In the event the spot price rose from US$62.50 per pound to US$66.50 per pound, which makes it look as if the Chinese tactic had imploded. It is never wise to underrate the Chinese, though, so Minews got in touch with Alan Eggers, the Australian uranium entrepreneur who maintains a chain of listening posts around the world and who’s thus always up to date with news about the nuclear power industry. Nowadays he is running ASX-listed Manhattan Minerals Corporation which is exploring for uranium in various parts of Australia. But early in 2007, his previous company, Summit Resources, was taken over by Paladin Energy for A$1.2 billion, so he has plenty of claim to a track record of success in the industry.

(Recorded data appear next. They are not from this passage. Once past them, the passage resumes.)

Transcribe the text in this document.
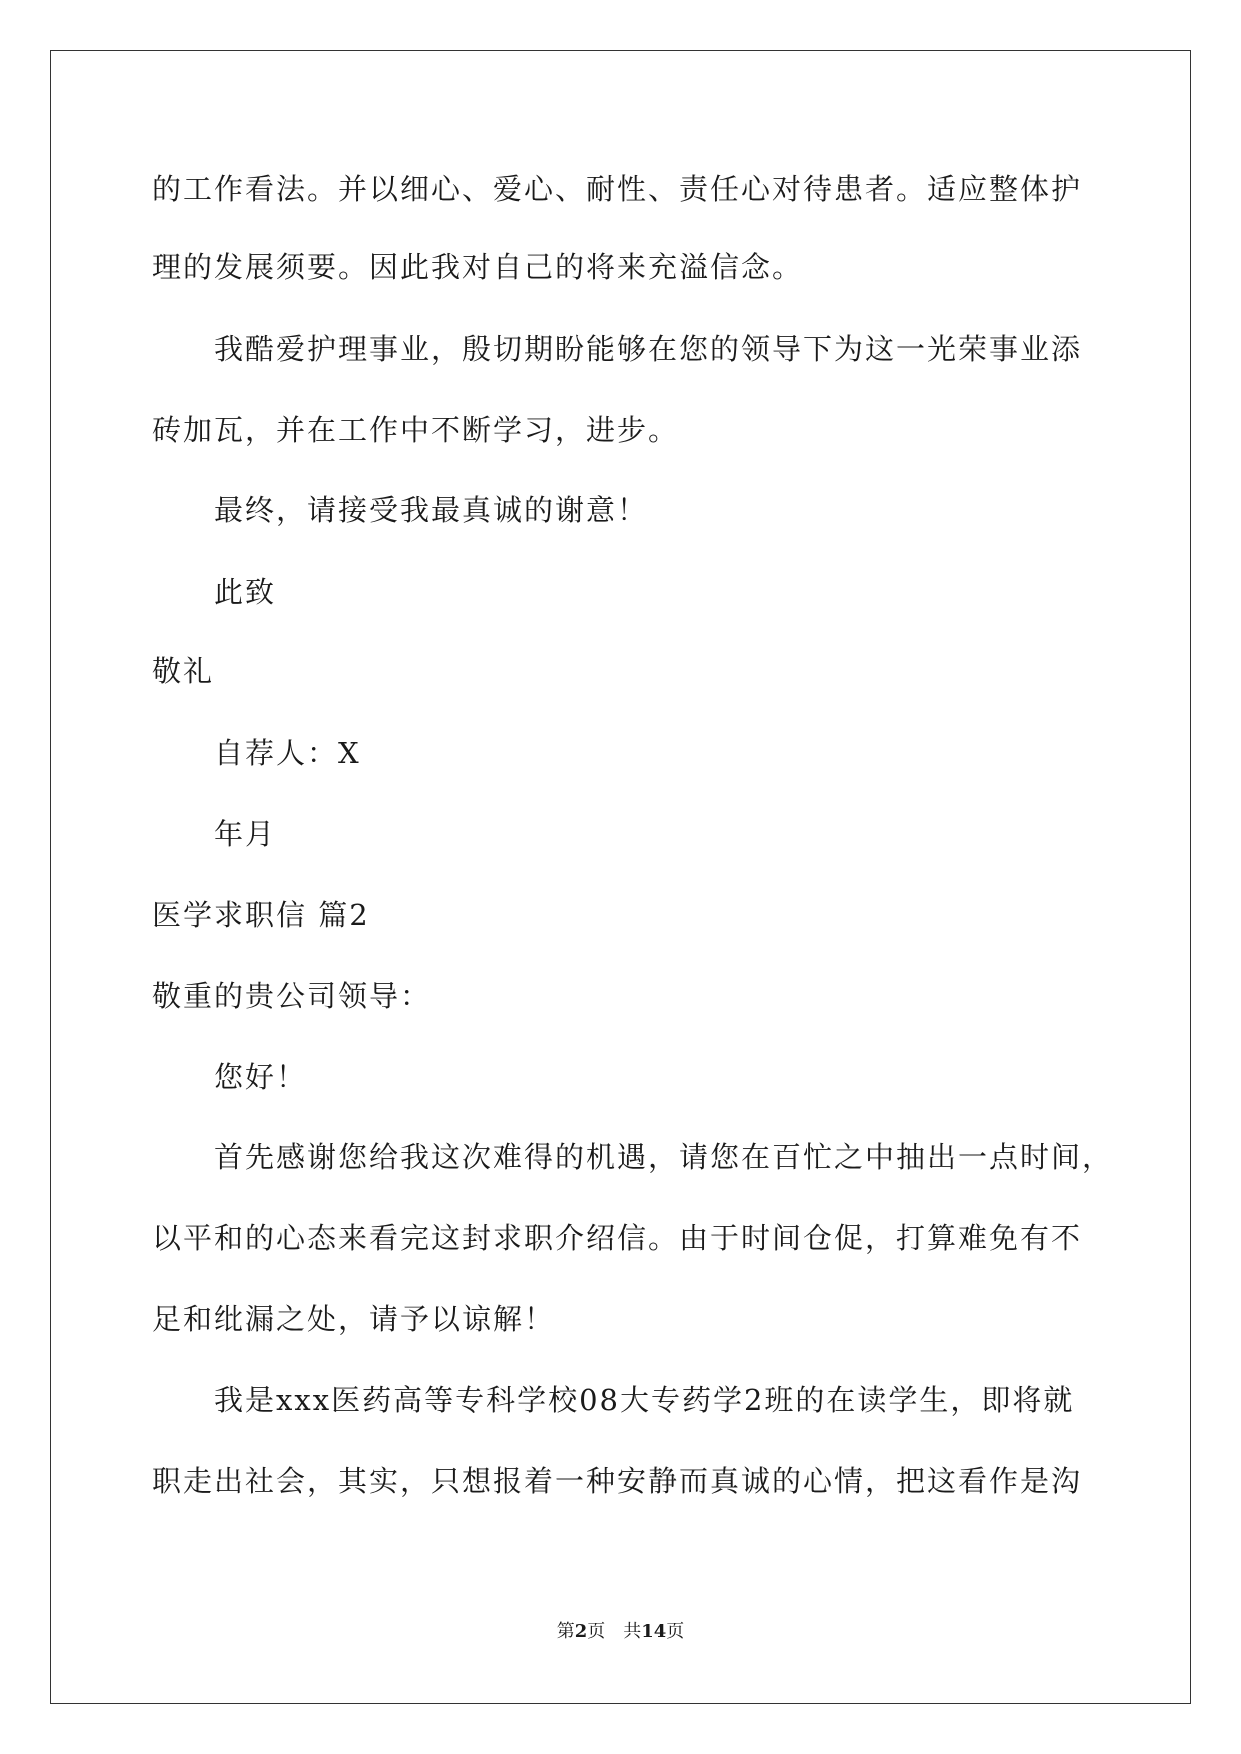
的工作看法。并以细心、爱心、耐性、责任心对待患者。适应整体护
理的发展须要。因此我对自己的将来充溢信念。
我酷爱护理事业，殷切期盼能够在您的领导下为这一光荣事业添
砖加瓦，并在工作中不断学习，进步。
最终，请接受我最真诚的谢意！
此致
敬礼
自荐人：X
年月
医学求职信 篇2
敬重的贵公司领导：
您好！
首先感谢您给我这次难得的机遇，请您在百忙之中抽出一点时间，
以平和的心态来看完这封求职介绍信。由于时间仓促，打算难免有不
足和纰漏之处，请予以谅解！
我是xxx医药高等专科学校08大专药学2班的在读学生，即将就
职走出社会，其实，只想报着一种安静而真诚的心情，把这看作是沟
第2页 共14页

Sure enough, Alan produced a report from Beijing News.Net which repeated the Telegraph story but which was published a week earlier. The only difference was that it confirmed just how important uranium is to the future of that huge country. China has 12 nuclear power plants in operation and 25 under construction, so by 2020 it expects to be using 20,000 tonnes of uranium a year, which is quite a step up from its own internal production of 2,400 tonnes. Lin Boqiang of the China Centre for Energy Economics Research put the situation in context when he admitted that recycling of spent nuclear fuel is still at a very early stage.

Alan Eggers canvassed a number of experts and the majority verdict was that the Chinese claim was a load of old rubbish. It relates, according to Edward Sterck, a uranium analyst at the Bank of Montreal, to the use of MOX fuel, which is not new. MOX is a blend of plutonium oxides and uranium, whether pure, reprocessed or depleted, and is being used mainly in the UK and France. “The problems are that this fuel cannot be used in older nuclear power stations and is more expensive than actual uranium”, says Sterck

Mike Smith, senior vice president of UxC, the industry’s leading source of consulting, data services and publications on global nuclear fuel cycle markets reckons that China has been reprocessing uranium for 50 years, as that is how the country made its nuclear weapons. He thinks the announcement from CNNC was simply a progress report on the commercial viability of the technology which is probably still 20 years away. So there you have it. Maybe something was lost in translation, but it has certainly not deterred Mike Smith, another UxC analyst from repeating his forecast that the spot price of uranium will advance quietly this year to around US$70 per pound. Alan Eggers rounds off the debate with his straightforward view that a supply shortfall for uranium looms for 2012/13.